Item Promoting NAD+ Metabolism: A new Target for Treating Degenerative Disease(2016-12-01) Braidy, Nady; Berg, Jade; Grant, RossNAD+ is found in every cell of the body and is essential for life. It serves as a cofactor for dehydrogenase, reductase and hydroxylase enzymes where it facilitates electron transfer in major metabolic pathways such as glycolysis, the triacarboxylic acid (TCA) cycle, fatty acid synthesis and steroid hormone synthesis, enabling the conversion of the food we eat into the energy and chemical products the body needs.

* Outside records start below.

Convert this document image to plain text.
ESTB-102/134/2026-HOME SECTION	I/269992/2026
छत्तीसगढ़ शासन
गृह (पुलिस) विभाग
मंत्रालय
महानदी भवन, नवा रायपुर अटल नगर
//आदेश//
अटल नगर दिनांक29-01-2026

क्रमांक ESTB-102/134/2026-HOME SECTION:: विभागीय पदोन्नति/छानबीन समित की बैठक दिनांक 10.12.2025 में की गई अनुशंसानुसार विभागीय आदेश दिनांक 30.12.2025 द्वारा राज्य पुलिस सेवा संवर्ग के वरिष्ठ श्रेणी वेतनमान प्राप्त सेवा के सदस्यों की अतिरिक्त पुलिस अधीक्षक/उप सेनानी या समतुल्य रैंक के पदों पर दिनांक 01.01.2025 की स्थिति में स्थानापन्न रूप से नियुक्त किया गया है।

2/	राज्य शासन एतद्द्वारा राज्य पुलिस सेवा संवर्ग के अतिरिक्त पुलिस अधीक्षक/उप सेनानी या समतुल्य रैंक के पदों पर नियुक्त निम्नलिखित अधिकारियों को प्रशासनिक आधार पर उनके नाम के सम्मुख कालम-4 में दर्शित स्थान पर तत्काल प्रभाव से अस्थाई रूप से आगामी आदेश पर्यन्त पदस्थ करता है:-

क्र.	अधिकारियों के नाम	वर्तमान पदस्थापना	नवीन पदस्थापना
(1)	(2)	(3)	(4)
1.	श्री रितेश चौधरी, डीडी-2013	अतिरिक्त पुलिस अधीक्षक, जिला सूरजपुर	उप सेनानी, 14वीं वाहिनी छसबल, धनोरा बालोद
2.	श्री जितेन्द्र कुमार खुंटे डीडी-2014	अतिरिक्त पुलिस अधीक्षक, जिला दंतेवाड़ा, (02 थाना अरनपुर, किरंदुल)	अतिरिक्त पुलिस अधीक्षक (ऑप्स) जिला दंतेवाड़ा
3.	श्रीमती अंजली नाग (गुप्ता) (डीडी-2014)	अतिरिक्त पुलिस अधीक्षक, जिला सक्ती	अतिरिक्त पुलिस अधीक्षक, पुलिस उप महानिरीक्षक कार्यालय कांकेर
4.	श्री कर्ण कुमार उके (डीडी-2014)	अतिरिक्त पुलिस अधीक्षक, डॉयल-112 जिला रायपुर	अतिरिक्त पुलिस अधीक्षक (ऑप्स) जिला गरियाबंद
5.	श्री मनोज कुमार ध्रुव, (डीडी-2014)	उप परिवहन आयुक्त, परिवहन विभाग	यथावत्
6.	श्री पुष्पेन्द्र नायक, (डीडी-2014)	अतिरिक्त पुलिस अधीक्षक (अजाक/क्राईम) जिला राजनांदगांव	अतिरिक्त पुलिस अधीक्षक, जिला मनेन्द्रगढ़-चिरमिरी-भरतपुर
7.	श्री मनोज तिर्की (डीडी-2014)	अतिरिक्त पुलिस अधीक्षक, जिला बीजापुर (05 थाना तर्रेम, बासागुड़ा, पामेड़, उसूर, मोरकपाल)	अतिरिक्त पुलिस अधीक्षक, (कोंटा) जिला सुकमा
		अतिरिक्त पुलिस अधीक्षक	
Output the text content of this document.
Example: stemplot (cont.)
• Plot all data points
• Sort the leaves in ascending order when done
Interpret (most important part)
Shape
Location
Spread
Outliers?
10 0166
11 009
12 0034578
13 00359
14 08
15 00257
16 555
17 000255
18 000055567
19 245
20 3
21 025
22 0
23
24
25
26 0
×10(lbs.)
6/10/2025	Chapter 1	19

More recently it has been found that NAD+ is also required as a substrate by enzymes that regulate the expression of genes involved in cell viability and aging and in repair of damaged DNA. Through these reactions, NAD+ influences a variety of cell processes involved in cell health, including improving mitochondrial efficiency, enhancing cell viability, down-regulating inflammation, increasing the antioxidant capacity of cells and tissues, and activating the ‘longevity’ enzyme SIRT1. An increasing body of evidence indicates that enhancing NAD+ availability in the brain has the potential to moderate elements of the neurodegenerative disease processes associated with oxidative stress and aging, including Alzheimer’s disease. However there are difficulties associated with raising NAD+ levels using the classical pathway and vitamin B3 precursors nicotinic acid and nicotinamide. The recent discovery of two alternative naturally occurring B3 vitamins; nicotinamide mononucleotide (NMN) and nicotinamide riboside (NR) may resolve these problems. NR in particular has shown good efficacy in its ability to raise NAD+ levels under a variety of conditions. Directly boosting [NAD+] may present a new and exciting approach to preventing the natural decline in cellular energy and function as we age, particularly in the brain.